SULAIMANI (ESTA) — Iraq’s election was a disaster for the pro-Iranian former paramilitary force Hashd al-Shaabi, with voters desperate for an economic recovery rather than shows of military muscle, AFP reported.
According to preliminary results the Conquest (Fatah) Alliance, the political arm of the multi-party Hashid, emerged with only around 15 MPs from the October 10 vote.
In the last parliament it had 48, which made it the second largest bloc.
The big winner, with more than 70 seats according to the initial count, was the movement of Moqtada Sadr, a Shia Muslim preacher who campaigned as a nationalist and critic of Iran.
Hashid leaders have rejected the results as a “scam” and said they will appeal, ahead of a final tally expected in the next few weeks.
Analysts say the results show that the mainly Shia Hashid alliance has failed to live up to the political expectations of Iraqis after entering parliament for the first time in 2018, following their major role in defeating Islamic State (ISIS) militants.
Opposition activists accuse Hashid’s armed groups – whose 160,000 fighters are now integrated into Iraq’s state security forces – of being beholden to Iran and acting as an instrument of oppression against critics.
The Fateh MPs are also seen as having a lack of vision for economic development in an oil-rich country plagued by failing public services and endemic corruption – the very complaints behind a youth-led anti-government protest movement that began two years ago and led to this month’s elections.
Maliki surprise
Unlike in the 2018 polls, Salwa, 22, said she did not vote for the alliance this time. “All they came up with were hollow slogans,” said the student, who did not give her last name.
“My father insisted my mother and I vote for the Conquest,” but Salwa opted for former prime minister Nuri al-Maliki, who held the post between 2006 and 2014.
In the election’s biggest surprise, Maliki, an ally of Hashid and a figure close to Iran, won more than 30 seats in the 329-seat parliament.
For political scientist Ihsan al-Shamari, the Hashid’s weaponry was “a main cause” of its poor showing.
Its close ties with Iran and several instances of “appearing to be above the state” have also damaged its popularity, according to Shamari.
Since the October 2019 revolt, dozens of activists have been kidnapped or assassinated, and their movement blames the pro-Iranian camp.
‘Country in free-fall’
Jalal Mohamed, a 45-year-old grocer, said he also did not vote for the Hashid.
“The country is in free-fall, while their leaders live in the [high security] Green Zone” insulated from everyday life, he said.
According to a source from within the pro-Iran camp, Hashid leaders have quarreled and blamed each other for the debacle over having run rival candidates, thus fragmenting the vote.
“The different parties [in Hashid] tried to impose their own candidate in the same constituency and the votes were lost,” said the source, on condition of anonymity.
Analysts say Sadr will have to come to terms with the Hashid alliance in the negotiating process to form a government and name the new prime minister.

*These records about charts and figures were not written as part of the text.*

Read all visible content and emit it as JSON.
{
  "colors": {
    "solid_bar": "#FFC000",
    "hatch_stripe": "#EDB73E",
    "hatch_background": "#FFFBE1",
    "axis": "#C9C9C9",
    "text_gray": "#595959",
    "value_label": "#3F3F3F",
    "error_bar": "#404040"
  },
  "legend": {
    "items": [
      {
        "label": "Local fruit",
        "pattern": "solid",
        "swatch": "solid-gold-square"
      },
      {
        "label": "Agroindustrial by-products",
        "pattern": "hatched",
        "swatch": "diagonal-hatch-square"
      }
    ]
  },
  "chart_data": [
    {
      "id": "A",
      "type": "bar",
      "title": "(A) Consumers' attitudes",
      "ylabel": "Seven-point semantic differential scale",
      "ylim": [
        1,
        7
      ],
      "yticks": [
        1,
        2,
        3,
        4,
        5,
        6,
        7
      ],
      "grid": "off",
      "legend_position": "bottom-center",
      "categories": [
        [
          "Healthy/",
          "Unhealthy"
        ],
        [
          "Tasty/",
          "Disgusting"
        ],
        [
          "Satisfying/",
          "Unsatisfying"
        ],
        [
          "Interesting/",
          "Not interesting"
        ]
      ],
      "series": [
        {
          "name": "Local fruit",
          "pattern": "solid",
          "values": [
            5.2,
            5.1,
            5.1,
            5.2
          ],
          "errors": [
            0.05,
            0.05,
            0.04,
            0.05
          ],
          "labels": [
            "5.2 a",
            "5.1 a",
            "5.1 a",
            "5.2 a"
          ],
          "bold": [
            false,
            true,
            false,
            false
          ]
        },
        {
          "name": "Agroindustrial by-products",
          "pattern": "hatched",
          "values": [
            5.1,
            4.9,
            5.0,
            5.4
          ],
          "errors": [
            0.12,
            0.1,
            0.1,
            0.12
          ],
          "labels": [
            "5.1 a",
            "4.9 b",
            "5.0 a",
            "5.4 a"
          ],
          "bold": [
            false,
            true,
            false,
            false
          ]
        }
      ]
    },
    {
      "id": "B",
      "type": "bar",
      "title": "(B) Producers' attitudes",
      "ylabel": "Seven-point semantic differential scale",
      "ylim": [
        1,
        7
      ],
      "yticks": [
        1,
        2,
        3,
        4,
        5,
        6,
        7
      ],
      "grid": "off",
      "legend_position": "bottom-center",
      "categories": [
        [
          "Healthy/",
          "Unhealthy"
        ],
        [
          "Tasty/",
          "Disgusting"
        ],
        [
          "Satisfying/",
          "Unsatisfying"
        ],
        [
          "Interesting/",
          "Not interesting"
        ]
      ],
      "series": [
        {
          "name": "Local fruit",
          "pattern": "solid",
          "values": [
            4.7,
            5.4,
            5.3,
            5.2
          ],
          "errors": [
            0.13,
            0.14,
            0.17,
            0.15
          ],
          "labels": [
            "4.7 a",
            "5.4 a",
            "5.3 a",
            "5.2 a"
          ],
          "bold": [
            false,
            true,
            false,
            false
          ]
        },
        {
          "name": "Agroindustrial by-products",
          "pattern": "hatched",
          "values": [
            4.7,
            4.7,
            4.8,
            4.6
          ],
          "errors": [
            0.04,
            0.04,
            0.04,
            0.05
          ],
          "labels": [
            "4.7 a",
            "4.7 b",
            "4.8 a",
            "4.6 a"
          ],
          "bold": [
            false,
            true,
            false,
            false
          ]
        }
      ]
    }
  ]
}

The Hashid is still expected to carry weight in parliament through the support of members who say they are independent, and arrangements with Maliki.
Harith Hasan, a nonresident senior fellow at the Carnegie Middle East Center, puts Maliki’s success down to running “strong candidates who resonated with the Shia electorate, associating [him] with a strong Shia state, rather than a state dominated by militias”.
Maliki “attracted votes from social categories that benefited from his government’s employment and patronage largesse when oil prices were at their highest,” Hasan wrote in an analysis published by the Center.
On Saturday, a coalition of Shia parties to which the Hashid belongs took a harder line, blaming the electoral commission for “the failure of the electoral process” and warning against “the negative repercussions on the democratic path”.